Viktor se leva lentement.
— Vous êtes un adulte et auriez dû assumer vos responsabilités familiales. Si vous êtes jaloux, ce n’est pas mon problème. Moi, c’est le business. Vous mettez en péril un contrat important. Votre absence de soutien à Inga aurait coûté cher à l’entreprise. Nous sommes quittes.
Il se détourna.
Anton sortit, le visage enflammé, les poings serrés. « Elle a tout manigancé », croyait-il. « Elle a calomnié, m’a entourloué… »
Il rentra chez lui, furieux.
— Silence. L’entrée était vide. Les vestiaires aussi, le tapis à voitures de Pashka disparu. Ni manteaux, ni affaires d’Inga, ni vestes de Pashka.
Il courut à la chambre : tout était rangé, la commode vide, les meubles intacts, l’enfant parti.
Il resta au milieu de l’appartement, transi. Pas un message, rien.
Après son départ, Inga décida de ne pas céder. Assise sur le lit, Pashka endormi dans les bras, elle comprit qu’il fallait se battre.
Elle le coucha doucement, alla à la fenêtre et sortit son téléphone :
— Viktor Petrovich ? murmura-t-elle d’une voix tremblante. J’ai des choses à vous dire… et besoin d’aide.
Il l’écouta en silence, puis répondit :
— Ne vous inquiétez pas, Inga. Nous réglerons cela. Nous vous trouverons un billet demain matin. Vous nous êtes indispensable.
Au petit jour, son bagage fermé, les papiers en ordre, elle quitta l’appartement de sa mère. Elle veilla toute la nuit à la température de Pashka, sans fermer l’œil. À l’aube, elle posa un baiser sur la tête du petit et partit. Elle avait un contrat majeur à signer : elle réussit brillamment. Heureusement que sa mère était là quand son mari l’avait trahie.

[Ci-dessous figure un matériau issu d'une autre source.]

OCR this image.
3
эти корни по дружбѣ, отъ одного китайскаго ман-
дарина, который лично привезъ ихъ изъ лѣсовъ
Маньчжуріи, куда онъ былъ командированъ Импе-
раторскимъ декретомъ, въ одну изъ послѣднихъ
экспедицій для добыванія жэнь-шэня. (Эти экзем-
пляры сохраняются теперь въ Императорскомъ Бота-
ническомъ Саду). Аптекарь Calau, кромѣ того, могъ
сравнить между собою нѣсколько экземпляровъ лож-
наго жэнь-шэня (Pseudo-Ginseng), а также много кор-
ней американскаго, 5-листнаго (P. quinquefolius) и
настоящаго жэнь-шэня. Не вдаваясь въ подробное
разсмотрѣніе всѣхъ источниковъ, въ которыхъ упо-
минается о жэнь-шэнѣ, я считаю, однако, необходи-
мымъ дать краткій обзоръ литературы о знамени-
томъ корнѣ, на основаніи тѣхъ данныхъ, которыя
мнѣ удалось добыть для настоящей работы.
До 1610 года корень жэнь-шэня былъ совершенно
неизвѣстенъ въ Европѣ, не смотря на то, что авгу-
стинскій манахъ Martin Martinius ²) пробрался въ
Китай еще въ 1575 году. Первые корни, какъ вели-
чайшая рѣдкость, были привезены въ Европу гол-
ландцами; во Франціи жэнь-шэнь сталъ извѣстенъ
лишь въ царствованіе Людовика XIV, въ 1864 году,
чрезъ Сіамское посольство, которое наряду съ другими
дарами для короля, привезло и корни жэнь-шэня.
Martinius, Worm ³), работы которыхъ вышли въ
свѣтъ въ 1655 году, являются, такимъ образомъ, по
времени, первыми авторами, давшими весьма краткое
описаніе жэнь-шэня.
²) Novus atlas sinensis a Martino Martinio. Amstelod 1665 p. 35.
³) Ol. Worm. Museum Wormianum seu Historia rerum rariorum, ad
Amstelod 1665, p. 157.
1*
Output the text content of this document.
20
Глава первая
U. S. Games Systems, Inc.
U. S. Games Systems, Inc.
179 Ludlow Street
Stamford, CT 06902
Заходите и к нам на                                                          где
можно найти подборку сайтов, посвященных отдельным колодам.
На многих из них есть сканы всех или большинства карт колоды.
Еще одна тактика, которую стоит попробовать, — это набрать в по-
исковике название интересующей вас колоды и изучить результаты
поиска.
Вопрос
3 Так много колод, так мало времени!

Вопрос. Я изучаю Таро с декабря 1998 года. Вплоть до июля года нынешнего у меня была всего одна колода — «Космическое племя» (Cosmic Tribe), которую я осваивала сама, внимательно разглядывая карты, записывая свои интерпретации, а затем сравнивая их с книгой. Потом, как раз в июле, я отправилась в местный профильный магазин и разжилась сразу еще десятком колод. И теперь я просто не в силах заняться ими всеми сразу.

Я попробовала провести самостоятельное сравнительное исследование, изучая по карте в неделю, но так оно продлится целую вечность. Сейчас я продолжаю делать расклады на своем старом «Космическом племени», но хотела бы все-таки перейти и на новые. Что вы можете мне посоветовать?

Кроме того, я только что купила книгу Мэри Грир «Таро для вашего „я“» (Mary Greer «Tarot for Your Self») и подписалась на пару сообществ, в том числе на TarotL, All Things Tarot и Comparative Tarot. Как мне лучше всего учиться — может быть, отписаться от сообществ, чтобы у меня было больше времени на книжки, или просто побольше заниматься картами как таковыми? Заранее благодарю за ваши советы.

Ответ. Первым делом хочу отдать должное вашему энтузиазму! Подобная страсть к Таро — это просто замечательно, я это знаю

Plus tard, Natalia Petrovsna appela, excitée :
— Inga, tu as vu ? Non ? Ton Anton est viré ! Pétrovich ne l’a pas ménagé.
Inga sourit intérieurement, mais garda sa contenance. Le lendemain, elle déposa les papiers de divorce. Anton ne protesta pas. Deux mois plus tard, tout était fini : il avait disparu de la vie de sa femme et de leur fils.
Inga avait peur de repartir de zéro, mais finalement, elle trouva le bonheur.